Coolidge’s Fiscal Triumph
Coolidge’s Fiscal Triumph
By: Amity Shlaes and Rushad Thomas
Don’t be fooled by recent reports that deficits are narrowing. The federal debt is on course to skyrocket over the next decade. Recovery or recession, it seems, Americans and their government don’t care much about the federal debt. We certainly aren’t paying our debt down. Congressional Budget Office Director Douglas Elmendorf even noted recently that “payments by the government have been quite low.” Could America ever find a leader who might cut our debt? There’s reason for hope. We at least have a model from history. There was once a president who stared down big government and won the battle for control of the debt. That president was Calvin Coolidge.
The thirtieth president was a rare treasure; a politician who didn’t just talk the talk, but actually walked the walk when it came to fiscal discipline. In 1923, the year Calvin Coolidge entered the White House, the Federal Government spent $3.14 billion. By 1928, his last full year in office, the Feds spent $2.96 billion. Calvin Coolidge, a president who left office more than eighty years ago, is the last chief executive to have cut the size of government.
In outlining his philosophy of governance in his 1925 inaugural address, Coolidge said “I favor the policy of economy, not because I wish to save money, but because I wish to save people.” Coolidge understood that tax revenues represent the hard work and toil of the American people. It was his sacred duty as their president to ensure that the money they sent to Washington was responsibly managed.
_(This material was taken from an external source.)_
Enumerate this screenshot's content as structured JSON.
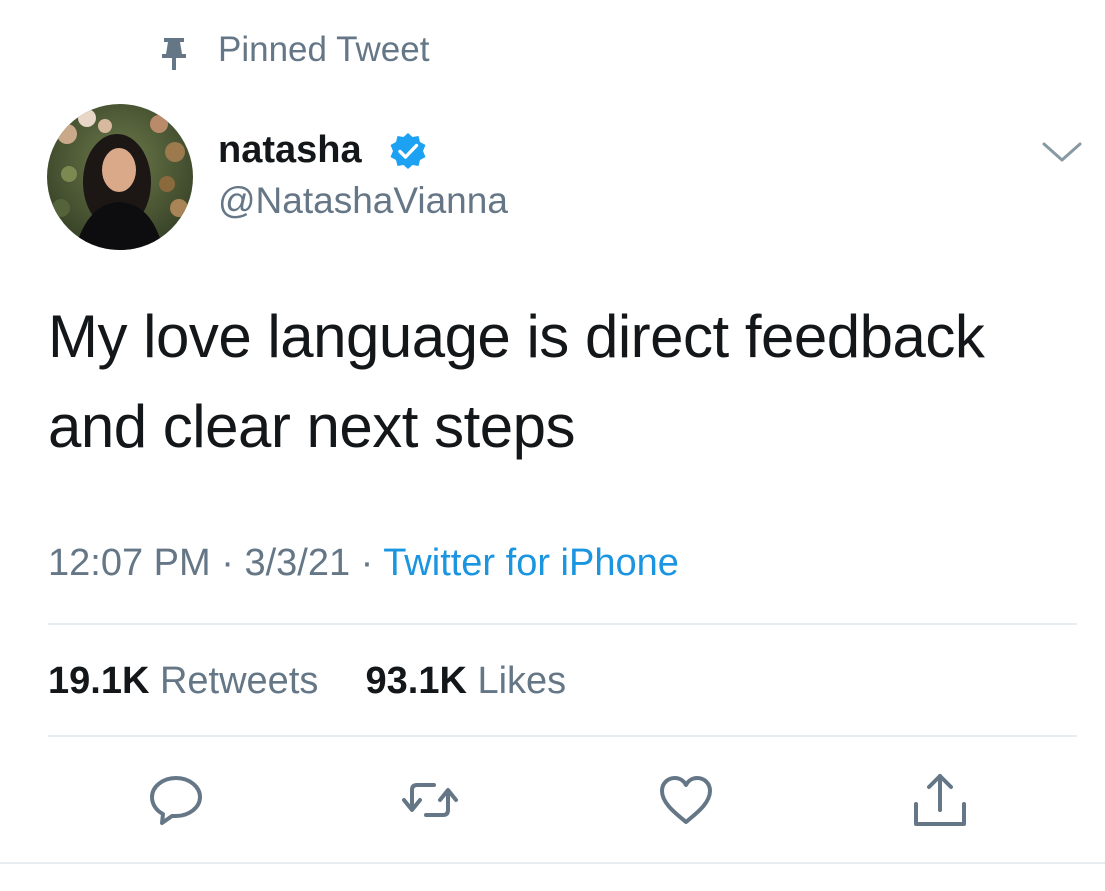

He also understood that debt led to inflation, which he abhorred. Responsibility and money he deemed intertwined. “Inflation is repudiation. Deflation is assumption,” he told an audience in Chicago in 1922.
Coolidge was consumed by a desire to cut down on government spending. In a 1924 talk he remarked that “the budget idea, I may admit, is a sort of obsession with me. I believe in budgets. I want other people to believe in them…Do you wonder, then, that at times I dream of balance sheets and sinking funds, and deficits, and tax rates, and all the rest?”
Coolidge wasn’t kidding when he said he obsessed over budgets. Not only did he meet just about every week with his budget bureau director, General Herbert Lord, to discuss the government’s budget, he also campaigned to lower spending in the White House. When the White House Cook Ms. Riley reduced her annual purchases to $9,116.39 in 1927 from $11,667.10 the year before, Coolidge wrote a terse but laudatory note: “very fine improvement.”
The budget wasn’t the only area where Silent Cal starred. “30” insisted that the government continue to pay down the massive debt that was accumulated during the First World War. By 1919, the year after the Great War ended, outstanding Federal debt had ballooned to $27.4 billion from $14.6 billion in 1918.